Wastewater is linked by pipes from each residence into the sewer system. We have two kinds of sewers systems in Hamilton, combined and separate. Separate sewer systems are newer, generally found on the mountain and don’t combine wastewater (water from showers, sink etc) with sewage (water from toilets). Combined sewer systems are older, found down the escarpment and put everything into one pipe. All the sewers run to the Wastewater Treatment Plant on Woodward Ave. The combined sewer system is detrimental when there are storms as all the rain that falls as wastewater mixes with the sewage. This increase in water needs to be stored as the wastewater treatment plant can’t process it all right away. The water is stored in Combined Sewer Overflow tanks (CSO’s). However, if the storm is too big then some water is released untreated into nearby surface waters.

Tips to lessen the strain on your treatment system:

  • Remember to put only toilet paper or human waste down the toilet. Wipes and related products can clog sewers!
  • Avoid using garburators/garbage disposal units. Composting is a better alternative and puts less strain on the wastewater treatment system.

4. Where does the electricity in your home come from?

This graph represents Ontario’s energy mix which is made up of approximately 96% non-carbon emitting sources. Check out this link for more info.

Energy saving tips:

Here is a list of energy saving tips from the Government of Ontario!

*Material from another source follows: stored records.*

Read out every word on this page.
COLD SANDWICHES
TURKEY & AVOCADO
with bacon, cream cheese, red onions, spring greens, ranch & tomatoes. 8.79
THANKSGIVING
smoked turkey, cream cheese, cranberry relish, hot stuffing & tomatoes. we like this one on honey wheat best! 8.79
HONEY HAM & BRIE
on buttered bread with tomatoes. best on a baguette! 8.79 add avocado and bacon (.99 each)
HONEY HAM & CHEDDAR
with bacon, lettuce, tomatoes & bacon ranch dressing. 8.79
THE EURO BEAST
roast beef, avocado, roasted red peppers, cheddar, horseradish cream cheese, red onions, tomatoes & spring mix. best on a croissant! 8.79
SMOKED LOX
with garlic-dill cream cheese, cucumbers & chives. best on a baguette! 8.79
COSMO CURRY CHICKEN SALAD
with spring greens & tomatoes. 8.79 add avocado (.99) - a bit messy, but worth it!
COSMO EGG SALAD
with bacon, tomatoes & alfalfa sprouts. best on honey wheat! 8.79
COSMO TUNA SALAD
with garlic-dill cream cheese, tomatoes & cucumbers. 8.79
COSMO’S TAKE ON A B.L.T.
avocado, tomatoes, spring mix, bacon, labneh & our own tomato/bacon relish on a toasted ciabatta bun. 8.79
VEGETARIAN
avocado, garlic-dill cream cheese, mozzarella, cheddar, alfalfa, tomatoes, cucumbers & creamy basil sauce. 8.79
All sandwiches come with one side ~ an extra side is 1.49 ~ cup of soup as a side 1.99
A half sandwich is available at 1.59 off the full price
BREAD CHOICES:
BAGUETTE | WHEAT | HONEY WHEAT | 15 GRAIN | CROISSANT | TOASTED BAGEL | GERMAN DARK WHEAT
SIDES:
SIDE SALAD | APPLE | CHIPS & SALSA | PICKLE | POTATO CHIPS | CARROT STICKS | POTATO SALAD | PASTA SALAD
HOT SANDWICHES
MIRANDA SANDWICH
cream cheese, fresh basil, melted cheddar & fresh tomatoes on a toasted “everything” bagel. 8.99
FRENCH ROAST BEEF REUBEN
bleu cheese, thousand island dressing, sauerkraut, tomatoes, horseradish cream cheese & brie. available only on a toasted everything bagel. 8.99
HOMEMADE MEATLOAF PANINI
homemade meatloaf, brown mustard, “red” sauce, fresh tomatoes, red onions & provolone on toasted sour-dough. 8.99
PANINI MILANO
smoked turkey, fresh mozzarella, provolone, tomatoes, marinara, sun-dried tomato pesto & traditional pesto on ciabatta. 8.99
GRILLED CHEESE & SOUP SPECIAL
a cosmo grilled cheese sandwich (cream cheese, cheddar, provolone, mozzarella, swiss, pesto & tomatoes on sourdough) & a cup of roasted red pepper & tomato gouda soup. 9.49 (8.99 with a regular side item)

5. What direction do heavy rains or winter storms generally come from in your area?

Weather generally comes from the West or Southwest.

Lake effect snow is very common along the Great Lakes. This means that air above the Great Lakes picks up more moisture and dumps it once over land due to the temperature change. This results in cities and towns along the east coasts of great lakes to receive higher average snowfall than the surrounding regions.

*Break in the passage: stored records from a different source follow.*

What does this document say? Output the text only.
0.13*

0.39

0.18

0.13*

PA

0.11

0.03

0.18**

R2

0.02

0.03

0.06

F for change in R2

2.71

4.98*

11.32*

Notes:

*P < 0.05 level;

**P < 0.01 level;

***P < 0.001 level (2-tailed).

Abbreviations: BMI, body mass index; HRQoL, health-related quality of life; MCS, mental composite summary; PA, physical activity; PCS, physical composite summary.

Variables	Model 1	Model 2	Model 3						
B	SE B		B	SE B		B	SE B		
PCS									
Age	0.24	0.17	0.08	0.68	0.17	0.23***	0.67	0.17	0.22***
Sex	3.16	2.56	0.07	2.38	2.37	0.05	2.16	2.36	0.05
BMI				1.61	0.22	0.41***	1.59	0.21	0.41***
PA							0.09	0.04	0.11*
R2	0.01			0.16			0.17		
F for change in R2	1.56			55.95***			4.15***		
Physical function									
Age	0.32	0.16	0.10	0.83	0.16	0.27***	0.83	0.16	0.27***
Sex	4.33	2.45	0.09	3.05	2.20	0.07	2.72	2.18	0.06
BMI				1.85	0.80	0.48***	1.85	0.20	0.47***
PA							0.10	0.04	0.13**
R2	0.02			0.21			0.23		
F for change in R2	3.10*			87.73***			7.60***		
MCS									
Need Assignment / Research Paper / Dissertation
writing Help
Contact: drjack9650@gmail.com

6. What plant growing locally is known for treating fever, colds, or respiratory ailments?

Yarrow!

This plant can treat fever, common cold and induce sweating as well as a host of other applications.

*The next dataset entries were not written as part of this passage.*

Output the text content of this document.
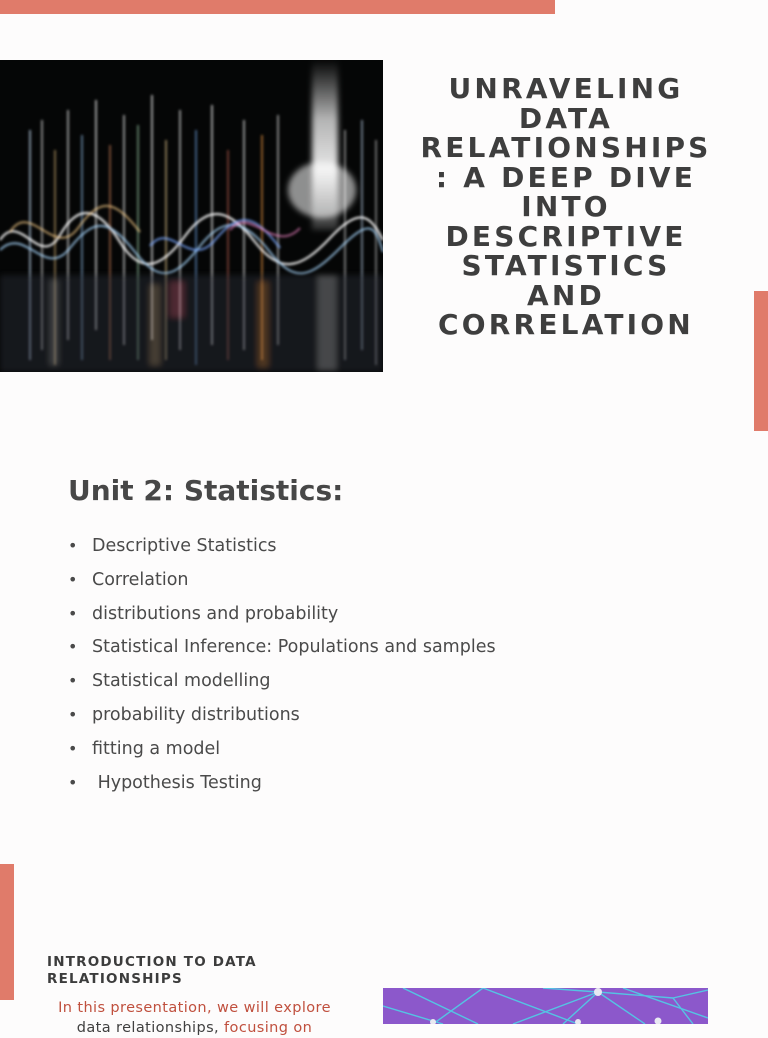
UNRAVELING
DATA
RELATIONSHIPS
: A DEEP DIVE
INTO
DESCRIPTIVE
STATISTICS AND
CORRELATION
Unit 2: Statistics:
• Descriptive Statistics
• Correlation
• distributions and probability
• Statistical Inference: Populations and samples
• Statistical modelling
• probability distributions
• fitting a model
• Hypothesis Testing
INTRODUCTION TO DATA RELATIONSHIPS
In this presentation, we will explore
data relationships, focusing on
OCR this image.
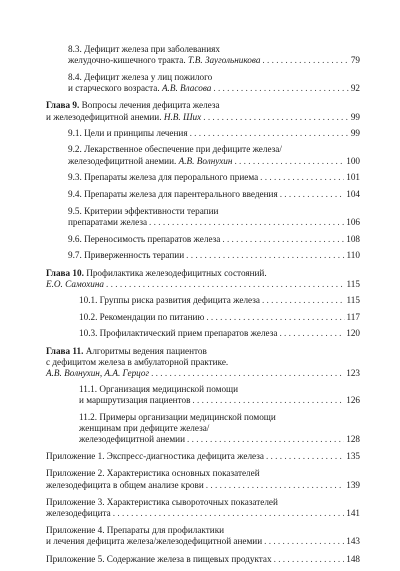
8.3. Дефицит железа при заболеваниях
желудочно-кишечного тракта.
Т.В. Заугольникова . . .	79
8.4. Дефицит железа у лиц пожилого
и старческого возраста.
А.В. Власова . . .	92
Глава 9. Вопросы лечения дефицита железа
и железодефицитной анемии.
Н.В. Ших . . .	99
9.1. Цели и принципы лечения . . .	99
9.2. Лекарственное обеспечение при дефиците железа/
железодефицитной анемии.
А.В. Волнухин . . .	100
9.3. Препараты железа для перорального приема . . .	101
9.4. Препараты железа для парентерального введения . . .	104
9.5. Критерии эффективности терапии
препаратами железа . . .	106
9.6. Переносимость препаратов железа . . .	108
9.7. Приверженность терапии . . .	110
Глава 10. Профилактика железодефицитных состояний.
Е.О. Самохина . . .	115
10.1. Группы риска развития дефицита железа . . .	115
10.2. Рекомендации по питанию . . .	117
10.3. Профилактический прием препаратов железа . . .	120
Глава 11. Алгоритмы ведения пациентов
с дефицитом железа в амбулаторной практике.
А.В. Волнухин, А.А. Герцог . . .	123
11.1. Организация медицинской помощи
и маршрутизация пациентов . . .	126
11.2. Примеры организации медицинской помощи
женщинам при дефиците железа/
железодефицитной анемии . . .	128
Приложение 1. Экспресс-диагностика дефицита железа . . .	135
Приложение 2. Характеристика основных показателей
железодефицита в общем анализе крови . . .	139
Приложение 3. Характеристика сывороточных показателей
железодефицита . . .	141
Приложение 4. Препараты для профилактики
и лечения дефицита железа/железодефицитной анемии . . .	143
Приложение 5. Содержание железа в пищевых продуктах . . .	148
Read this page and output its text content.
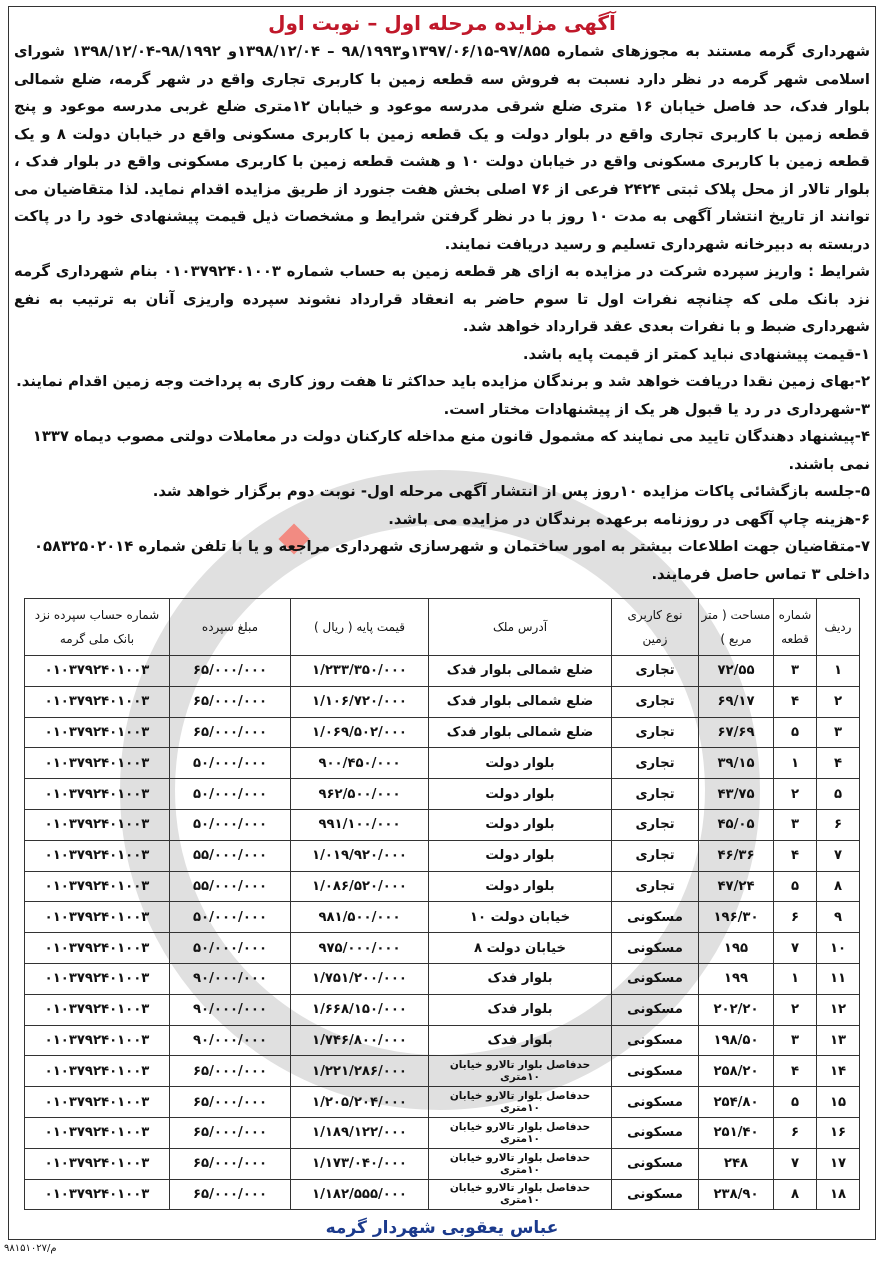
آگهی مزایده مرحله اول – نوبت اول

شهرداری گرمه مستند به مجوزهای شماره ۹۷/۸۵۵-۱۳۹۷/۰۶/۱۵و۹۸/۱۹۹۳ – ۱۳۹۸/۱۲/۰۴و ۹۸/۱۹۹۲-۱۳۹۸/۱۲/۰۴ شورای اسلامی شهر گرمه در نظر دارد نسبت به فروش سه قطعه زمین با کاربری تجاری واقع در شهر گرمه، ضلع شمالی بلوار فدک، حد فاصل خیابان ۱۶ متری ضلع شرقی مدرسه موعود و خیابان ۱۲متری ضلع غربی مدرسه موعود و پنج قطعه زمین با کاربری تجاری واقع در بلوار دولت و یک قطعه زمین با کاربری مسکونی واقع در خیابان دولت ۸ و یک قطعه زمین با کاربری مسکونی واقع در خیابان دولت ۱۰ و هشت قطعه زمین با کاربری مسکونی واقع در بلوار فدک ، بلوار تالار از محل پلاک ثبتی ۲۴۲۴ فرعی از ۷۶ اصلی بخش هفت جنورد از طریق مزایده اقدام نماید. لذا متقاضیان می توانند از تاریخ انتشار آگهی به مدت ۱۰ روز با در نظر گرفتن شرایط و مشخصات ذیل قیمت پیشنهادی خود را در پاکت دربسته به دبیرخانه شهرداری تسلیم و رسید دریافت نمایند.

شرایط : واریز سپرده شرکت در مزایده به ازای هر قطعه زمین به حساب شماره ۰۱۰۳۷۹۲۴۰۱۰۰۳ بنام شهرداری گرمه نزد بانک ملی که چنانچه نفرات اول تا سوم حاضر به انعقاد قرارداد نشوند سپرده واریزی آنان به ترتیب به نفع شهرداری ضبط و با نفرات بعدی عقد قرارداد خواهد شد.

۱-قیمت پیشنهادی نباید کمتر از قیمت پایه باشد.
۲-بهای زمین نقدا دریافت خواهد شد و برندگان مزایده باید حداکثر تا هفت روز کاری به پرداخت وجه زمین اقدام نمایند.
۳-شهرداری در رد یا قبول هر یک از پیشنهادات مختار است.
۴-پیشنهاد دهندگان تایید می نمایند که مشمول قانون منع مداخله کارکنان دولت در معاملات دولتی مصوب دیماه ۱۳۳۷ نمی باشند.
۵-جلسه بازگشائی پاکات مزایده ۱۰روز پس از انتشار آگهی مرحله اول- نوبت دوم برگزار خواهد شد.
۶-هزینه چاپ آگهی در روزنامه برعهده برندگان در مزایده می باشد.
۷-متقاضیان جهت اطلاعات بیشتر به امور ساختمان و شهرسازی شهرداری مراجعه و یا با تلفن شماره ۰۵۸۳۲۵۰۲۰۱۴ داخلی ۳ تماس حاصل فرمایند.
ردیف	شماره قطعه	مساحت ( متر مربع )	نوع کاربری زمین	آدرس ملک	قیمت پایه ( ریال )	مبلغ سپرده	شماره حساب سپرده نزد بانک ملی گرمه
۱	۳	۷۲/۵۵	تجاری	ضلع شمالی بلوار فدک	۱/۲۳۳/۳۵۰/۰۰۰	۶۵/۰۰۰/۰۰۰	۰۱۰۳۷۹۲۴۰۱۰۰۳
۲	۴	۶۹/۱۷	تجاری	ضلع شمالی بلوار فدک	۱/۱۰۶/۷۲۰/۰۰۰	۶۵/۰۰۰/۰۰۰	۰۱۰۳۷۹۲۴۰۱۰۰۳
۳	۵	۶۷/۶۹	تجاری	ضلع شمالی بلوار فدک	۱/۰۶۹/۵۰۲/۰۰۰	۶۵/۰۰۰/۰۰۰	۰۱۰۳۷۹۲۴۰۱۰۰۳
۴	۱	۳۹/۱۵	تجاری	بلوار دولت	۹۰۰/۴۵۰/۰۰۰	۵۰/۰۰۰/۰۰۰	۰۱۰۳۷۹۲۴۰۱۰۰۳
۵	۲	۴۳/۷۵	تجاری	بلوار دولت	۹۶۲/۵۰۰/۰۰۰	۵۰/۰۰۰/۰۰۰	۰۱۰۳۷۹۲۴۰۱۰۰۳
۶	۳	۴۵/۰۵	تجاری	بلوار دولت	۹۹۱/۱۰۰/۰۰۰	۵۰/۰۰۰/۰۰۰	۰۱۰۳۷۹۲۴۰۱۰۰۳
۷	۴	۴۶/۳۶	تجاری	بلوار دولت	۱/۰۱۹/۹۲۰/۰۰۰	۵۵/۰۰۰/۰۰۰	۰۱۰۳۷۹۲۴۰۱۰۰۳
۸	۵	۴۷/۲۴	تجاری	بلوار دولت	۱/۰۸۶/۵۲۰/۰۰۰	۵۵/۰۰۰/۰۰۰	۰۱۰۳۷۹۲۴۰۱۰۰۳
۹	۶	۱۹۶/۳۰	مسکونی	خیابان دولت ۱۰	۹۸۱/۵۰۰/۰۰۰	۵۰/۰۰۰/۰۰۰	۰۱۰۳۷۹۲۴۰۱۰۰۳
۱۰	۷	۱۹۵	مسکونی	خیابان دولت ۸	۹۷۵/۰۰۰/۰۰۰	۵۰/۰۰۰/۰۰۰	۰۱۰۳۷۹۲۴۰۱۰۰۳
۱۱	۱	۱۹۹	مسکونی	بلوار فدک	۱/۷۵۱/۲۰۰/۰۰۰	۹۰/۰۰۰/۰۰۰	۰۱۰۳۷۹۲۴۰۱۰۰۳
۱۲	۲	۲۰۲/۲۰	مسکونی	بلوار فدک	۱/۶۶۸/۱۵۰/۰۰۰	۹۰/۰۰۰/۰۰۰	۰۱۰۳۷۹۲۴۰۱۰۰۳
۱۳	۳	۱۹۸/۵۰	مسکونی	بلوار فدک	۱/۷۴۶/۸۰۰/۰۰۰	۹۰/۰۰۰/۰۰۰	۰۱۰۳۷۹۲۴۰۱۰۰۳
۱۴	۴	۲۵۸/۲۰	مسکونی	حدفاصل بلوار تالارو خیابان ۱۰متری	۱/۲۲۱/۲۸۶/۰۰۰	۶۵/۰۰۰/۰۰۰	۰۱۰۳۷۹۲۴۰۱۰۰۳
۱۵	۵	۲۵۴/۸۰	مسکونی	حدفاصل بلوار تالارو خیابان ۱۰متری	۱/۲۰۵/۲۰۴/۰۰۰	۶۵/۰۰۰/۰۰۰	۰۱۰۳۷۹۲۴۰۱۰۰۳
۱۶	۶	۲۵۱/۴۰	مسکونی	حدفاصل بلوار تالارو خیابان ۱۰متری	۱/۱۸۹/۱۲۲/۰۰۰	۶۵/۰۰۰/۰۰۰	۰۱۰۳۷۹۲۴۰۱۰۰۳
۱۷	۷	۲۴۸	مسکونی	حدفاصل بلوار تالارو خیابان ۱۰متری	۱/۱۷۳/۰۴۰/۰۰۰	۶۵/۰۰۰/۰۰۰	۰۱۰۳۷۹۲۴۰۱۰۰۳
۱۸	۸	۲۳۸/۹۰	مسکونی	حدفاصل بلوار تالارو خیابان ۱۰متری	۱/۱۸۲/۵۵۵/۰۰۰	۶۵/۰۰۰/۰۰۰	۰۱۰۳۷۹۲۴۰۱۰۰۳
عباس یعقوبی شهردار گرمه
م/۹۸۱۵۱۰۲۷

7. What plants in your area are poisonous?

Poison Ivy, Wild Parsnip, Giant Hogweed, Water Hemlock.

Poisonous plant information:

The Canadian Biodiversity Information Facility keeps a detailed database of poisonous plants.

8. List three types of edible berries of your area.

  1. Wild grape (pictured)
  2. Blackberry
  3. Wild strawberry

9. Name five native plants that are common in your area.

  1. Silver Maple
  2. American Beech (pictured)
  3. New England Aster
  4. Black-Eyed Susan
  5. Common Burdock

Do you enjoy identifying plants?

Check out iNaturalist! You can contribute to biodiversity science and connect with naturalists online through their website or their apps on your iOS and Android devices!

If you haven’t taken the chance to get to know your place, consider embarking on this adventure. Whether through the twists and turns of the Internet, a gravel path, or your own backyard, this is the time to start something new!

Good Seed Sunday, our creation care initiative for churches, is also coming up April 25! May these questions be a fun way to explore your watershed and engage with creation in ways you never considered. Who knows? It could be a watershed moment for you! Share your stories using the hashtag #goodseedsunday!

If you haven’t taken the chance to get to know your place, consider embarking on this adventure.  May these questions be a fun way to explore your watershed and engage with creation in ways you never considered. Who knows? It could be a watershed moment for you!